Women and men with the BRCA gene mutation have a greater risk of developing several types of cancers, including breast, ovarian and prostate, among others. It is estimated that 90 percent of carriers do not know they are at risk until someone in their family gets cancer.
“For every carrier we identify, 50 percent of that patient’s blood relatives will also be carriers,” says Beth Y. Karlan, MD, vice chair of women’s health research in the UCLA Department of Obstetrics and Gynecology and director of cancer population genetics at the Jonsson Comprehensive Cancer Center.

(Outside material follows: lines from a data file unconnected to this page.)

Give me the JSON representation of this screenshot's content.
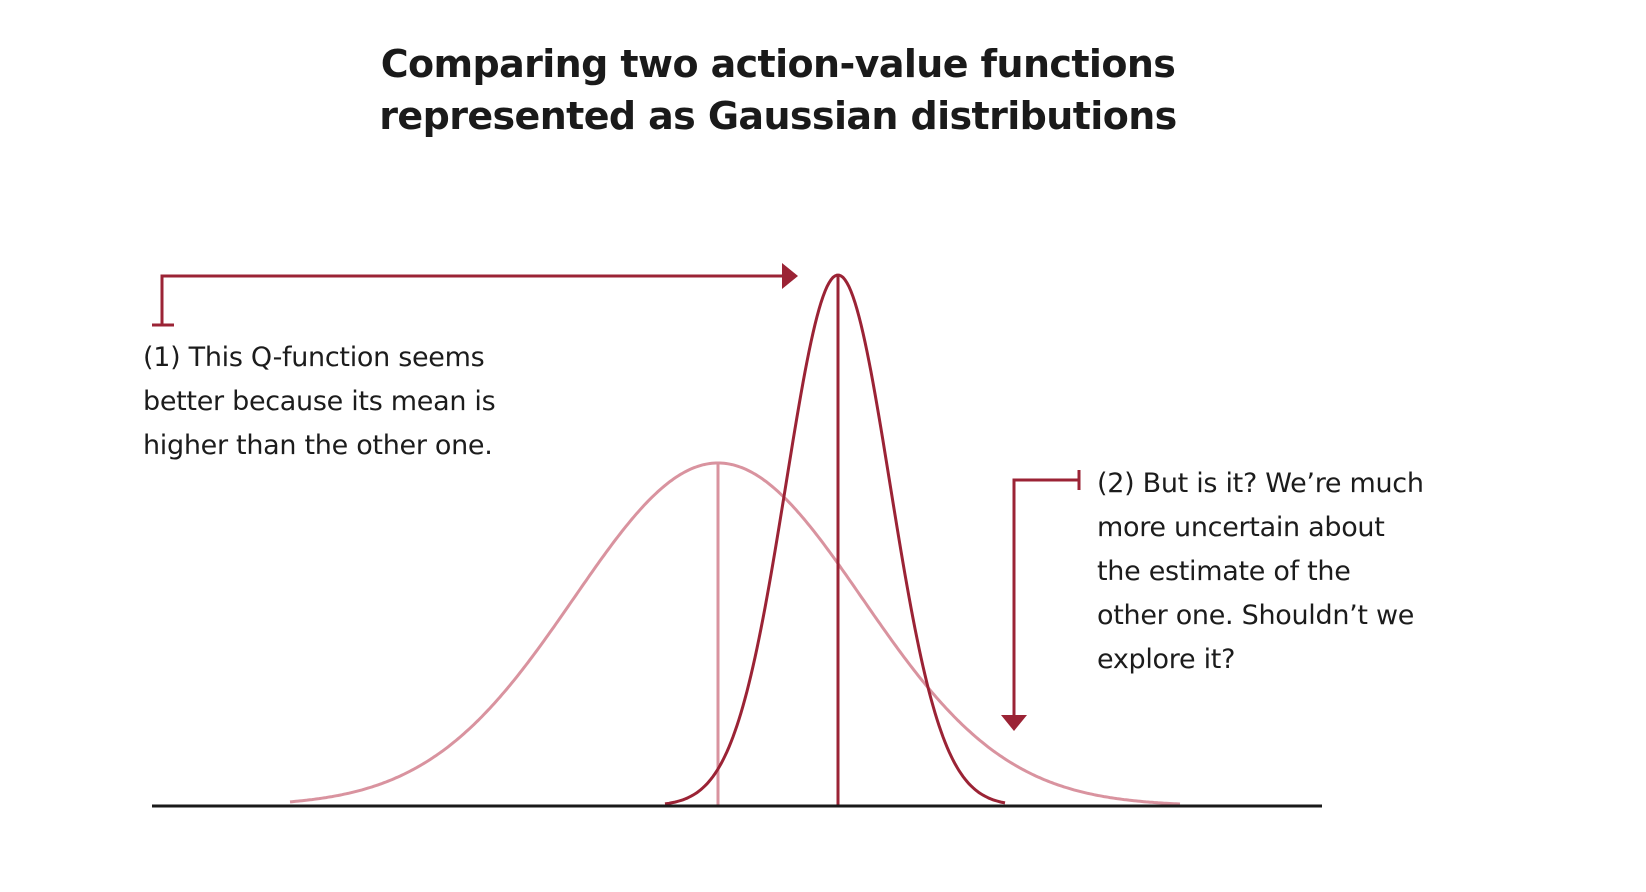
{
  "title": {
    "line1": "Comparing two action-value functions",
    "line2": "represented as Gaussian distributions"
  },
  "annotations": [
    {
      "number": "(1)",
      "lines": [
        "(1) This Q-function seems",
        "better because its mean is",
        "higher than the other one."
      ]
    },
    {
      "number": "(2)",
      "lines": [
        "(2) But is it? We’re much",
        "more uncertain about",
        "the estimate of the",
        "other one. Shouldn’t we",
        "explore it?"
      ]
    }
  ],
  "colors": {
    "narrow_curve": "#9b2335",
    "wide_curve": "#d9939f",
    "arrow": "#9b2335",
    "axis": "#1a1a1a",
    "text": "#1c1c1c"
  },
  "distributions": [
    {
      "id": "narrow",
      "mean_relative": 1.0,
      "spread": "narrow",
      "mean_line": true
    },
    {
      "id": "wide",
      "mean_relative": 0.0,
      "spread": "wide",
      "mean_line": true
    }
  ]
}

Dr. Karlan is principal investigator for a research initiative, BRCA Founder Outreach Study (BFOR), to develop a new model to increase access to BRCA genetic testing, at no cost to participants. Participants in the initiative, men and women, must be 25 years of age or older, have at least one grandparent of Ashkenazi Jewish heritage and should not have been previously tested. Ninety-five percent of American Jews are Ashkenazi, and Jews of Ashkenazi descent are 10 times more likely to carry the BRCA1 and BRCA2 inherited mutation than the rest of the population.
“Democratizing access to genetic testing provides knowledge that can reduce cancer risks and improve outcomes for those with a BRCA mutation,” Dr. Karlan says.